I found this to be extremely underperforming. If you plan on doing anything that requires high throughput, don't use the docker NFS operator.

[–] [email protected] 2 points 2 weeks ago (1 children)

There’s no difference between using a volume in Compose to mount a share or your server’s fstab file. Both do the same kind of mount.

[–] [email protected] 1 points 1 week ago (1 children)

It's doing something different, I was using to mount an AWS FSx for ZFS share on a beefy machine (1.2GB/s network throughput) and was getting less than 50MB/s throughput using docker to mount it, but getting the full 1.2GB/s when mounted outside and mapped to a volume in the container.

[–] [email protected] 1 points 1 week ago (1 children)

How did you mount it outside the cluster? Did you have a look at the mtab and used the exact same options in the compose file?

[–] [email protected] 1 points 1 week ago

It's been a few months but I as far as I remember used all the same mounting options

[–] [email protected] 8 points 2 weeks ago* (last edited 2 weeks ago)

One thing to consider with NFS is how stable your network is.

I've moved away from storing application files on my NAS and instead I store them locally where I run the application.

For things like jellyfin media or paperless files they can stay on the NAS and be accessed via NFS, but the config, db and other files the apps create as part of their operation, things can get into a bad state if the network drops at an unexpected time.

Instead I setup backup cronjobs that backup those files to the NAS nightly.

I agree with the other commenters regarding using the NFS share mounting right in docker compose. It does work great once you get it working.

[–] [email protected] 4 points 2 weeks ago

I have all external mounts in /mnt, if my container needs to use it then it's in the compose file to use the local mount.

All my compose and stacks are in a git repo, the repo lives in my home dir and pulled fromy Gogs server.

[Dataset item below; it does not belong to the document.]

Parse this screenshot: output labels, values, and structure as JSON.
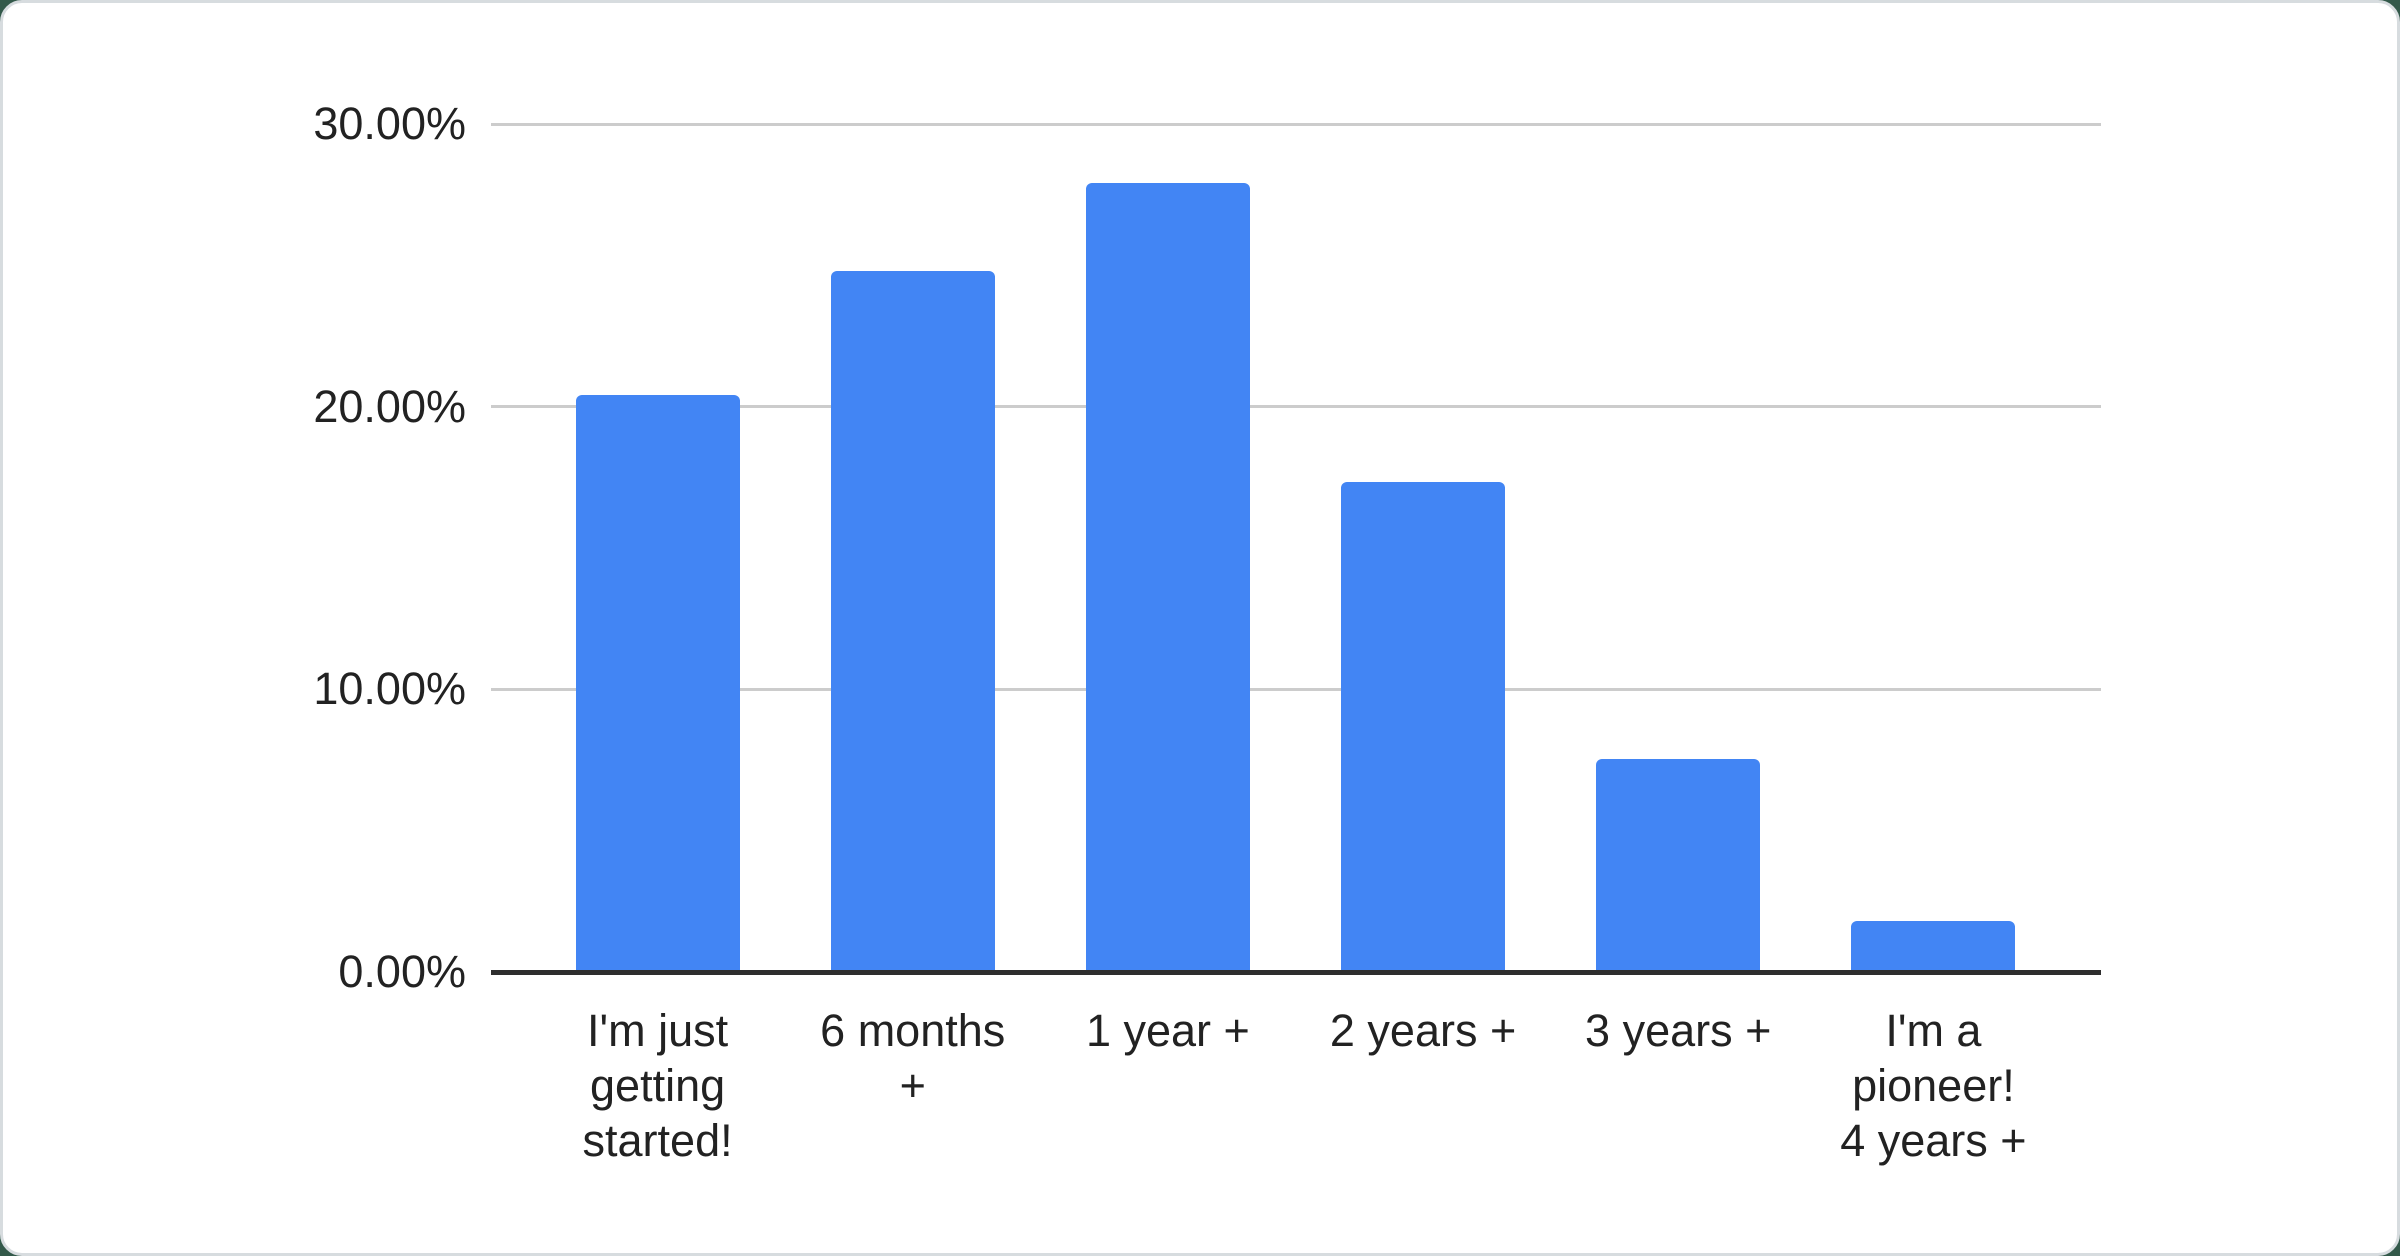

That only I can access.

[–] [email protected] 2 points 2 weeks ago

I’d suggest /opt/docker/_compose/ for all the compose files. Or, if you keep all the config files for your containers on your NAS, maybe create a share there and put all yml files in it, then mount it on the host. This way everything is on your NAS and nothing is lost if the host freaks out.

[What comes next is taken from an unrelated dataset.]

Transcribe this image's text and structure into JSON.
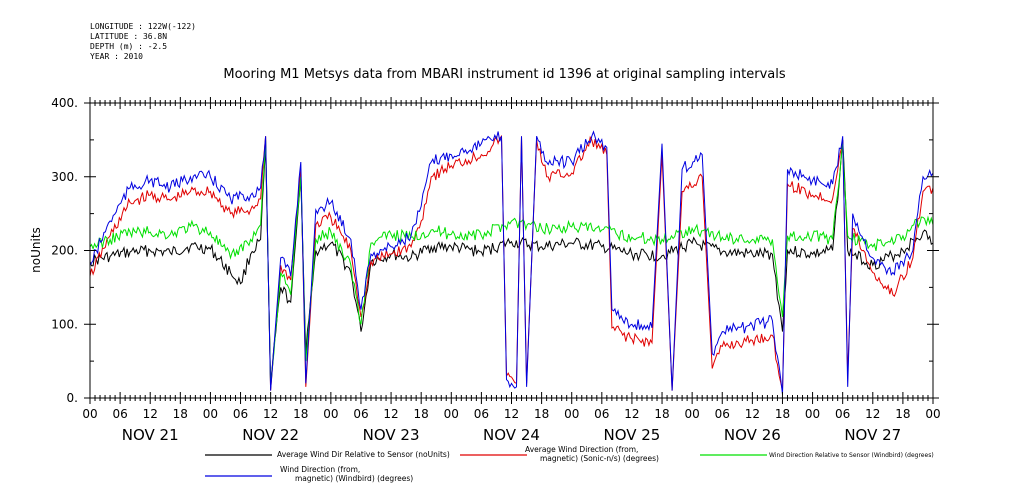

And I’d add the NFS mounts to the compose files as well. When specifying volumes, you can use anything the host OS has a mount.xxx command for. Docker will take care of mounting everything.

[–] ramielrowe 2 points 2 weeks ago* (last edited 2 weeks ago)

In general, on bare-metal, I mount below /mnt. For a long time, I just mounted in from pre-setup host mounts. But, I use Kubernetes, and you can directly specify a NFS mount. So, I eventually migrated everything to that as I made other updates. I don't think it's horrible to mount from the host, but if docker-compose supports directly defining an NFS volume, that's one less thing to set up if you need to re-provision your docker host.

(quick edit) I don't think docker compose reads and re-reads compose files. They're read when you invoke docker compose but that's it. So...

If you're simply invoking docker compose to interact with things, then I'd say store the compose files where ever makes the most sense for your process. Maybe think about setting up a specific directory on your NFS share and mount that to your docker host(s). I would also consider version controlling your compose files. If you're concerned about secrets, store them in encrypted env files. Something like SOPS can help with this.

As long as the user invoking docker compose can read the compose files, you're good. When it comes to mounting data into containers from NFS.... yes permissions will matter and it might be a pain as it depends on how flexible the container you're using is in terms of user and filesystem permissions.

[–] [email protected] 1 points 2 weeks ago

1: I have been using subfolder of /mnt for different things when self-hosting. Different external drives go in different subfolders of /mnt. Example: Media drives are mounted at /mnt/media, data drives at /mnt/data etc.

2: I'm lazy. Mine are located in my server users home folder. I then use scripts to sync between them between desktop and server.

3: Just make sure than your server user, the docker user and root user can all read and maybe write to them.